His government on Friday cut corporate taxes to rival some of the lowest in Asia, helping India compete with the likes of Vietnam and Indonesia to attract investments. When Modi meets energy company CEOs in Houston Saturday, he’s expected to tout the trimmed rates.
New companies setting up operations from Oct. 1 will pay an effective rate of 17.01% as tax, about the same as in Singapore.
“Having fresh economic reforms to attract business gives him a stronger story,” said Richard Rossow, senior adviser at the Washington-based Center for Strategic International Studies. “These tax cuts will help India rebuild its image as an investment destination.”

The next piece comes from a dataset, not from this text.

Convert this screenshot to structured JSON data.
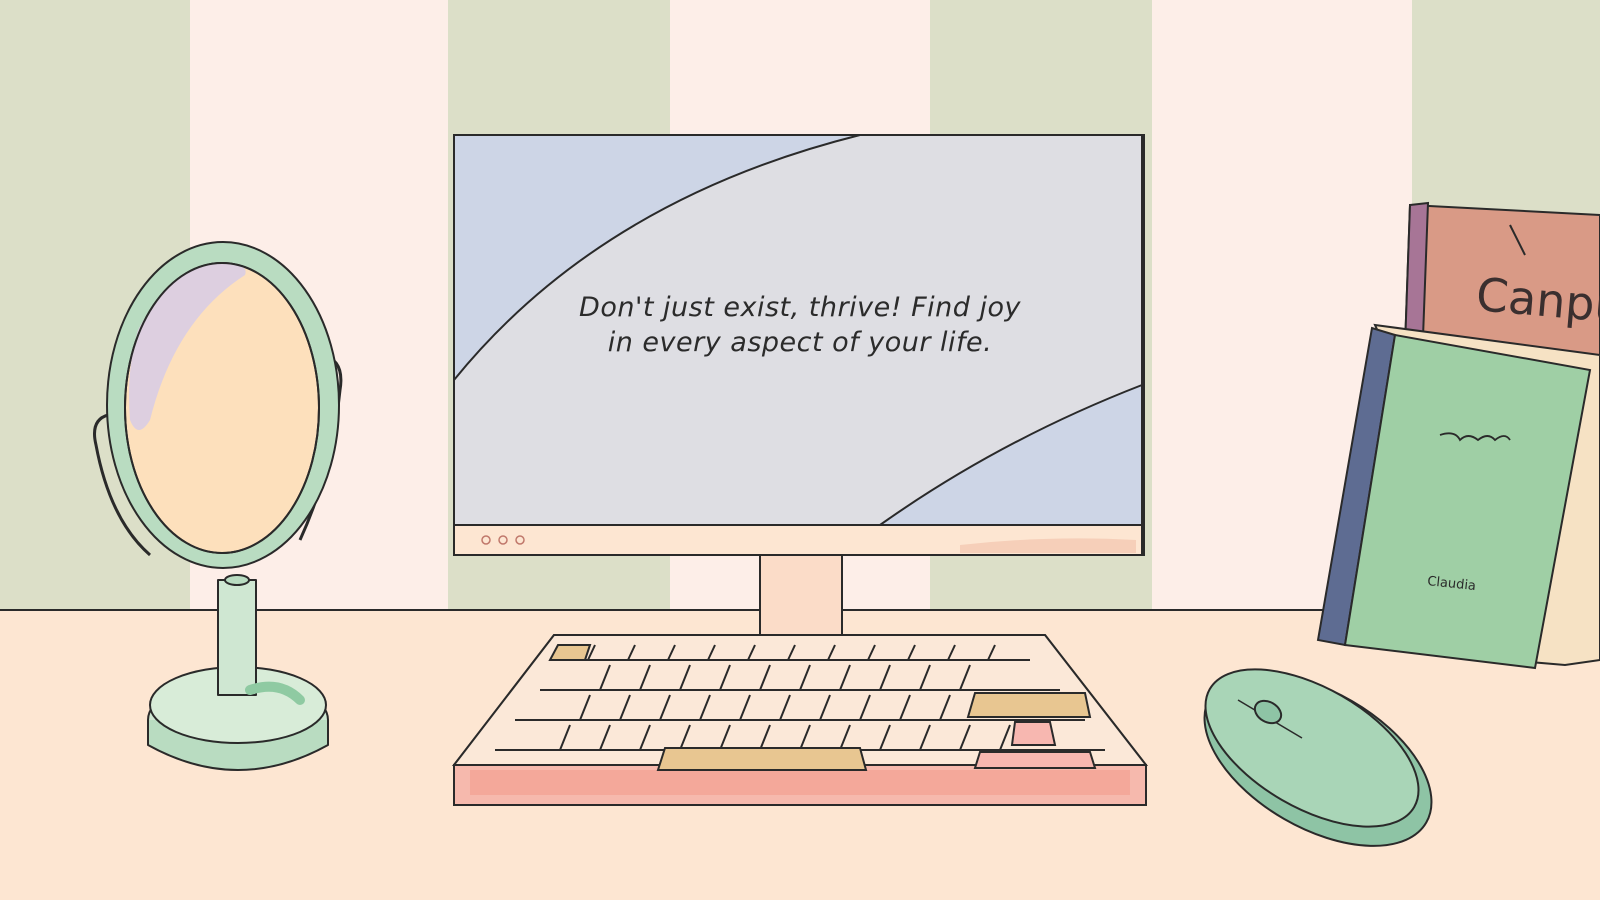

The cropped tax rates are the latest in a series of steps announced by the government, including easier foreign investment rules for companies from Apple Inc. to Huawei Technologies Co. to BHP Group Plc, to revive economic growth from a six-year low. While Indonesia too plans to lower tax on corporates, Vietnam is by far the biggest winner in the region from trade diversions caused by the U.S.-China spat.

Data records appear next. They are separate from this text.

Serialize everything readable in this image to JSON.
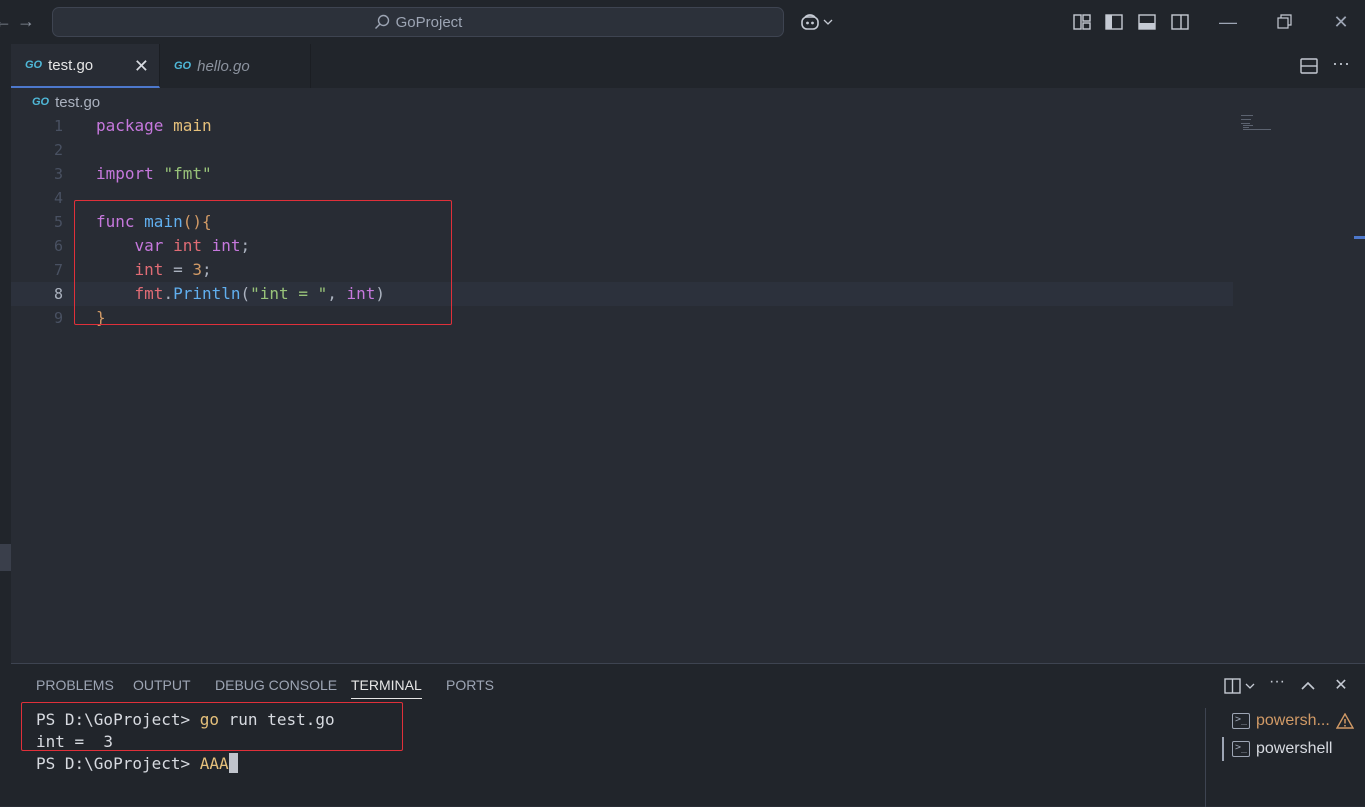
{
  "titlebar": {
    "back_icon": "arrow-left-icon",
    "forward_icon": "arrow-right-icon",
    "search_text": "GoProject"
  },
  "tabs": [
    {
      "badge": "GO",
      "label": "test.go",
      "active": true
    },
    {
      "badge": "GO",
      "label": "hello.go",
      "active": false
    }
  ],
  "breadcrumb": {
    "badge": "GO",
    "label": "test.go"
  },
  "editor": {
    "line_numbers": [
      "1",
      "2",
      "3",
      "4",
      "5",
      "6",
      "7",
      "8",
      "9"
    ],
    "current_line": 8,
    "lines": [
      "package main",
      "",
      "import \"fmt\"",
      "",
      "func main(){",
      "    var int int;",
      "    int = 3;",
      "    fmt.Println(\"int = \", int)",
      "}"
    ]
  },
  "panel": {
    "tabs": [
      "PROBLEMS",
      "OUTPUT",
      "DEBUG CONSOLE",
      "TERMINAL",
      "PORTS"
    ],
    "active_tab": "TERMINAL",
    "terminal": {
      "prompt": "PS D:\\GoProject> ",
      "cmd": "go",
      "args": " run test.go",
      "output": "int =  3",
      "prompt2": "PS D:\\GoProject> ",
      "typed": "AAA"
    },
    "terminals": [
      {
        "label": "powersh...",
        "warning": true
      },
      {
        "label": "powershell",
        "warning": false
      }
    ]
  },
  "colors": {
    "accent": "#4d78cc",
    "highlight_box": "#e0303a",
    "warning": "#d19a66"
  }
}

“The lower tax on new manufacturing facilities makes India very competitive among emerging markets,” said Dinesh Kanabar, chief executive officer at Mumbai-based Dhruva Advisors LLP. “This would give out a very positive signal to those that are contemplating investing in India.”
That view was echoed by Anand Mahindra, chairman of India’s Mahindra and Mahindra Ltd. Modi will be addressing the Bloomberg Global Business Forum Sept. 25, that will see participation from 40 major companies, including Lockheed Martin Corp., American Tower Corp., Mastercard Inc. and Walmart Inc. India got $3 billion in foreign direct investment from American companies last year, making it the fourth largest investor in the $2.6 trillion economy.